À l’intérieur de l’appartement, nous découvrons, sur un grand lit, une jeune femme d’une trentaine d’années, presque décharnée, sans vie. Il est trop tard, le corps est déjà froid. Nous ne pouvons plus rien. Selon toute vraisemblance, elle s’est suicidée en s’intoxiquant par le gaz. Les policiers, arrivés à leur tour, prennent le relais.
Je ne saurais décrire les lieux… Quarante ans plus tard, mes souvenirs m’échappent. Une phrase pourtant résonne encore à ma mémoire, celle des policiers autour du lit, qui parlent fort : « Elle est connue, mais pas recherchée… »
« Allez, nous on rentre à la caserne », nous signifie Azuar, le chef d’engin.
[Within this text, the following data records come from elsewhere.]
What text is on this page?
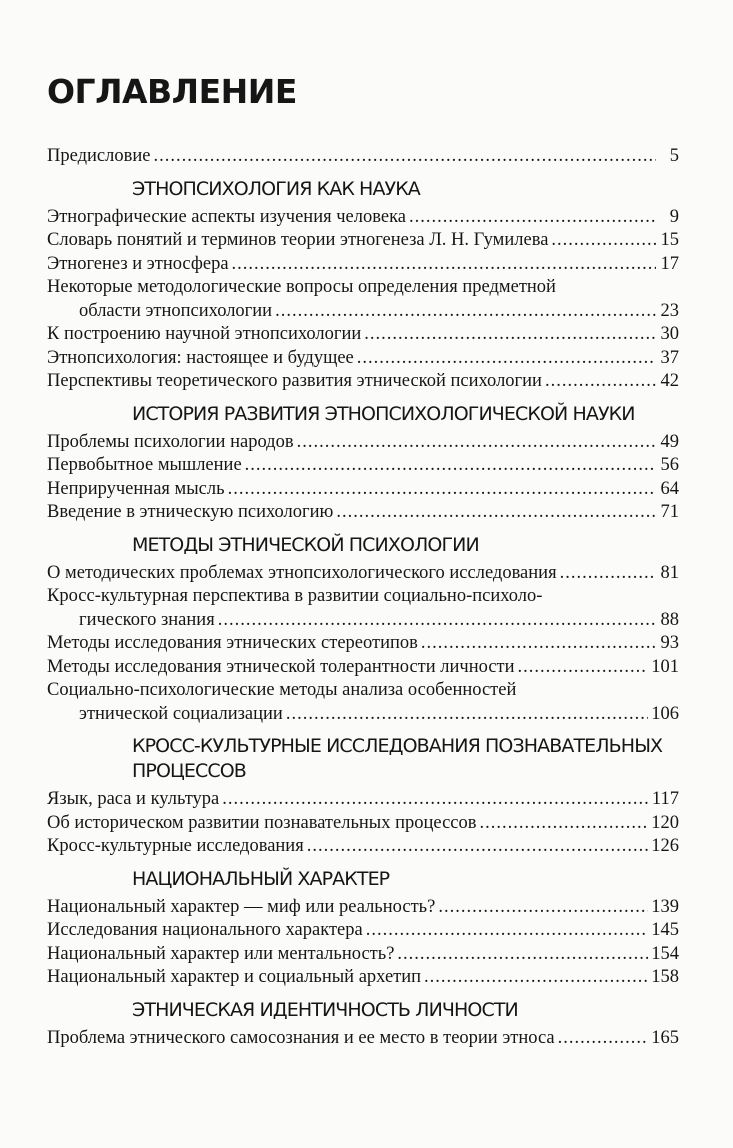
ОГЛАВЛЕНИЕ
Предисловие .....	5
ЭТНОПСИХОЛОГИЯ КАК НАУКА
Этнографические аспекты изучения человека .....	9
Словарь понятий и терминов теории этногенеза Л. Н. Гумилева .....	15
Этногенез и этносфера .....	17
Некоторые методологические вопросы определения предметной
области этнопсихологии .....	23
К построению научной этнопсихологии .....	30
Этнопсихология: настоящее и будущее .....	37
Перспективы теоретического развития этнической психологии .....	42
ИСТОРИЯ РАЗВИТИЯ ЭТНОПСИХОЛОГИЧЕСКОЙ НАУКИ
Проблемы психологии народов .....	49
Первобытное мышление .....	56
Неприрученная мысль .....	64
Введение в этническую психологию .....	71
МЕТОДЫ ЭТНИЧЕСКОЙ ПСИХОЛОГИИ
О методических проблемах этнопсихологического исследования .....	81
Кросс-культурная перспектива в развитии социально-психоло-
гического знания .....	88
Методы исследования этнических стереотипов .....	93
Методы исследования этнической толерантности личности .....	101
Социально-психологические методы анализа особенностей
этнической социализации .....	106
КРОСС-КУЛЬТУРНЫЕ ИССЛЕДОВАНИЯ ПОЗНАВАТЕЛЬНЫХ ПРОЦЕССОВ
Язык, раса и культура .....	117
Об историческом развитии познавательных процессов .....	120
Кросс-культурные исследования .....	126
НАЦИОНАЛЬНЫЙ ХАРАКТЕР
Национальный характер — миф или реальность? .....	139
Исследования национального характера .....	145
Национальный характер или ментальность? .....	154
Национальный характер и социальный архетип .....	158
ЭТНИЧЕСКАЯ ИДЕНТИЧНОСТЬ ЛИЧНОСТИ
Проблема этнического самосознания и ее место в теории этноса .....	165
Nous n’avons plus rien à faire ici ; l’opération est terminée avant même que d’avoir commencé.
Sur le chemin du retour, je ne peux m’empêcher de m’interroger : « Quelle a été la vie de cette jeune femme pour qu’elle en arrive à une telle extrémité ?… Qu’est-ce qui a bien pu la conduire à ce geste fatal ?… » Il me faudra encore un peu de temps avant de comprendre que ce sont là des questions qui, pour nous les marins-pompiers du premier secours, demeurent souvent sans réponse. C’est que je débute dans le métier, je ne suis quartier-maître que depuis un an. Je vais apprendre que, une fois sur les lieux de l’accident ou du drame, notre rôle se borne à tenter de sauver ce qui peut l’être, à limiter la casse, humaine et matérielle, non pas à essayer de comprendre ce qui s’est réellement passé.
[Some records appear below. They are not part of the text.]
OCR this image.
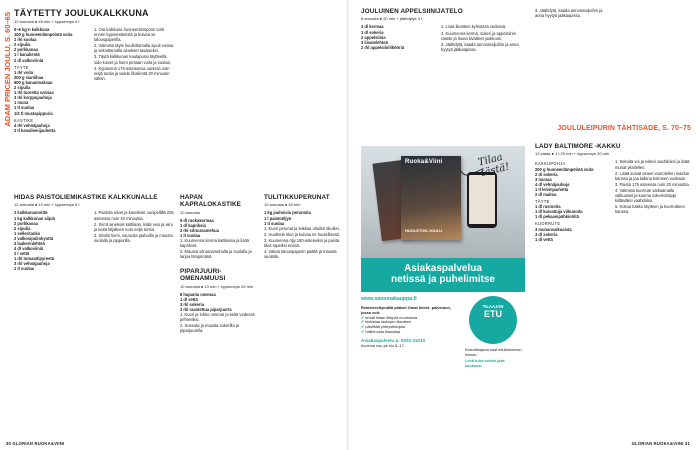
ADAM PRICEN JOULU, S. 60–65 TÄYTETTY JOULUKALKKUNA
12 annosta ● 45 min + kypsennys 4 t
5–6 kg:n kalkkuna
100 g huoneenlämpöistä voita
1 rkl suolaa
2 sipulia
2 porkkanaa
1 l kanalientä
2 dl valkoviiniä
TÄYTE
1 rkl voita
200 g sianlihaa
500 g kananmaksaa
2 sipulia
1 rkl tuoretta salviaa
3 rkl korppujauhoja
1 muna
1 tl suolaa
1/2 tl mustapippuria
KASTIKE
4 rkl vehnäjauhoja
2 tl kanaliemijauhetta
1. Ota kalkkuna huoneenlämpöön tunti ennen kypsentämistä ja kuivaa se talouspaperilla.
2. Valmista täyte kuullottamalla sipuli voissa ja sekoittamalla ainekset tasaiseksi.
3. Täytä kalkkunan kaulapussi täytteellä, sido koivet ja hiero pintaan voita ja suolaa.
4. Kypsennä 175-asteisessa uunissa noin neljä tuntia ja valele lihalientä 30 minuutin välein.
HIDAS PAISTOLIEMIKASTIKE KALKKUNALLE
12 annosta ● 10 min + kypsennys 5 t
2 kalkkunanreittä
1 kg kalkkunan siipiä
2 porkkanaa
2 sipulia
1 selleritanko
2 valkosipulinkynttä
2 laakerinlehteä
4 dl valkoviiniä
2 l vettä
1 rkl tomaattipyreetä
3 rkl vehnäjauhoja
1 tl suolaa
1. Paahda siivet ja kasvikset uunipellillä 225 asteessa noin 40 minuuttia.
2. Siirrä ainekset kattilaan, lisää vesi ja viini ja keitä hiljalleen noin neljä tuntia.
3. Siivilöi liemi, suurusta jauhoilla ja mausta suolalla ja pippurilla.
HAPAN KAPRALOKASTIKE
10 annosta
5 dl ruokakermaa
1 dl kapriksia
2 rkl sitruunamehua
1 tl suolaa
1. Kuumenna kerma kattilassa ja lisää kaprikset.
2. Mausta sitruunamehulla ja suolalla ja tarjoa lämpimänä.
PIPARJUURI-OMENAMUUSI
10 annosta ● 10 min + kypsennys 20 min
8 hapanta omenaa
1 dl vettä
3 rkl sokeria
2 rkl raastettua piparjuurta
1. Kuori ja lohko omenat ja keitä vedessä pehmeiksi.
2. Soseuta ja mausta sokerilla ja piparjuurella.
TULITIKKUPERUNAT
10 annosta ● 40 min
1 kg jauhoisia perunoita
1 l paistoöljyä
1 tl suolaa
1. Kuori perunat ja leikkaa ohuiksi tikuiksi.
2. Huuhtele tikut ja kuivaa ne huolellisesti.
3. Kuumenna öljy 180-asteiseksi ja paista tikut rapeiksi erissä.
4. Valuta talouspaperin päällä ja mausta suolalla.
30 GLORIAN RUOKA&VIINI
JOULUINEN APPELSIINIJÄTELÖ
8 annosta ● 20 min + jäähdytys 3 t
3 dl kermaa
1 dl sokeria
2 appelsiinia
3 liivatelehteä
2 rkl appelsiinilikööriä
1. Liota liivatteet kylmässä vedessä.
2. Kuumenna kerma, sokeri ja appelsiinin raaste ja liuota liivatteet joukkoon.
3. Jäähdytä, kaada annosmaljoihin ja anna hyytyä jääkaapissa.
Ruoka&Viini
HUOLETON JOULU
Tilaa tästä!
Asiakaspalvelua
netissä ja puhelimitse
www.sanomakauppa.fi
Rekisteröitymällä pääset Omat tiedot -palveluun, jossa voit:
✔ tehdä tilaan liittyviä muutoksia
✔ tarkistaa laskujen tilanteen
✔ päivittää yhteystietojasi
✔ hallinnoida tilaustasi
Asiakaspalvelu p. 0203 31010
Avoinna ma–pe klo 8–17.
TILAAJAN
ETU
Kestotilaajana saat edullisemman hinnan.
Lehti tulee kotiisi joka kuukausi.
3. Jäähdytä, kaada annosmaljoihin ja anna hyytyä jääkaapissa.
JOULULEIPURIN TÄHTISADE, S. 70–75
LADY BALTIMORE -KAKKU
12 palaa ● 1 t 20 min + kypsennys 20 min
KAKKUPOHJA
200 g huoneenlämpöistä voita
2 dl sokeria
3 munaa
4 dl vehnäjauhoja
1 tl leivinjauhetta
2 dl maitoa
TÄYTE
1 dl rusinoita
1 dl kuivattuja viikunoita
1 dl pekaanipähkinöitä
KUORRUTE
3 munanvalkuaista
3 dl sokeria
1 dl vettä
1. Sekoita voi ja sokeri vaahdoksi ja lisää munat yksitellen.
2. Lisää kuivat aineet vuorotellen maidon kanssa ja jaa taikina kolmeen vuokaan.
3. Paista 175 asteessa noin 20 minuuttia.
4. Valmista kuorrute vatkaamalla valkuaiset ja kuuma sokerisiirappi kiiltäväksi vaahdoksi.
5. Kokoa kakku täytteen ja kuorrutteen kanssa.
GLORIAN RUOKA&VIINI 31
Nous laissons à d’autres, en particulier à nos collègues policiers, le soin de reconstituer le fil des événements. À chacun son job, il y va de l’efficacité de tous ceux qui auront à intervenir sur le théâtre des opérations. Mon métier me fera croiser bien des blessés, des brûlés, des noyés, des accidentés, des intoxiqués, des comateux, des agonisants, des cadavres – chauds, froids, décomposés –, des émasculés, des décapités, des amputés… Et, bien sûr, des suicidés.
Chasseur aguerri, j’ai aujourd’hui coutume de dire que j’ai davantage décroché de pendus que je n’ai tué de lièvres. Dans leur écrasante majorité, ces blessés et ces morts sont passés inaperçus, et quand la presse en faisait état, c’était en quelques lignes à la rubrique « faits divers ». Mais dans la France pompidolienne, le fait divers de septembre 1969 va se muer en fait de société. La jeune femme découverte, sans vie, sur un lit, « connue » des policiers « mais pas recherchée », s’appelle Gabrielle Russier.
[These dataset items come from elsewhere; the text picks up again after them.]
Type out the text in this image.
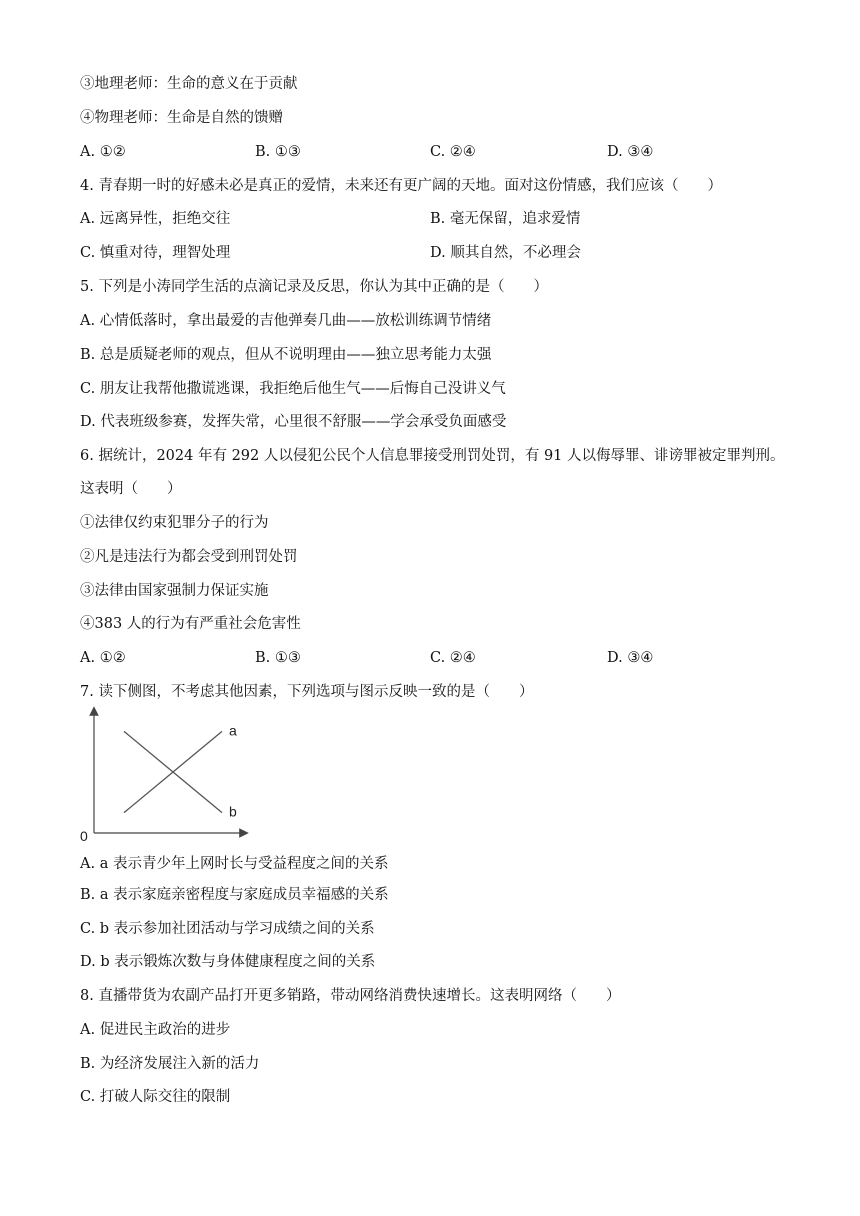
③地理老师：生命的意义在于贡献
④物理老师：生命是自然的馈赠
A. ①②	B. ①③	C. ②④	D. ③④
4. 青春期一时的好感未必是真正的爱情，未来还有更广阔的天地。面对这份情感，我们应该（　　）
A. 远离异性，拒绝交往	B. 毫无保留，追求爱情
C. 慎重对待，理智处理	D. 顺其自然，不必理会
5. 下列是小涛同学生活的点滴记录及反思，你认为其中正确的是（　　）
A. 心情低落时，拿出最爱的吉他弹奏几曲——放松训练调节情绪
B. 总是质疑老师的观点，但从不说明理由——独立思考能力太强
C. 朋友让我帮他撒谎逃课，我拒绝后他生气——后悔自己没讲义气
D. 代表班级参赛，发挥失常，心里很不舒服——学会承受负面感受
6. 据统计，2024 年有 292 人以侵犯公民个人信息罪接受刑罚处罚，有 91 人以侮辱罪、诽谤罪被定罪判刑。
这表明（　　）
①法律仅约束犯罪分子的行为
②凡是违法行为都会受到刑罚处罚
③法律由国家强制力保证实施
④383 人的行为有严重社会危害性
A. ①②	B. ①③	C. ②④	D. ③④
7. 读下侧图，不考虑其他因素，下列选项与图示反映一致的是（　　）
0
a
b
A. a 表示青少年上网时长与受益程度之间的关系
B. a 表示家庭亲密程度与家庭成员幸福感的关系
C. b 表示参加社团活动与学习成绩之间的关系
D. b 表示锻炼次数与身体健康程度之间的关系
8. 直播带货为农副产品打开更多销路，带动网络消费快速增长。这表明网络（　　）
A. 促进民主政治的进步
B. 为经济发展注入新的活力
C. 打破人际交往的限制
Professeur agrégée de lettres, Gabrielle Russier enseigne le français au lycée Nord – le lycée Saint Exupéry – de Marseille. Ce petit bout de femme d’apparence frêle a pour la littérature une passion qu’elle veut transmettre à ses élèves. Dans sa classe de seconde, un garçon, Christian Rossi, se distingue par sa maturité. Il a dix-sept ans, il en paraît davantage ; elle a trente-deux ans, elle est mère de deux enfants et divorcée. Le professeur et l’élève se découvrent des affinités électives.
Lors des journées de Mai 68, Gabrielle et Christian vont battre le pavé de Marseille avant de brûler d’un amour interdit. C’est une histoire que la société admire dans les livres mais qu’elle condamne dans la vie. Les parents du garçon, eux-mêmes enseignants – Gabrielle avait eu la mère de Christian pour professeur en faculté –, veulent mettre un terme à cette idylle. Leur fils fugue en Allemagne. Ils portent plainte pour « détournement de mineur ».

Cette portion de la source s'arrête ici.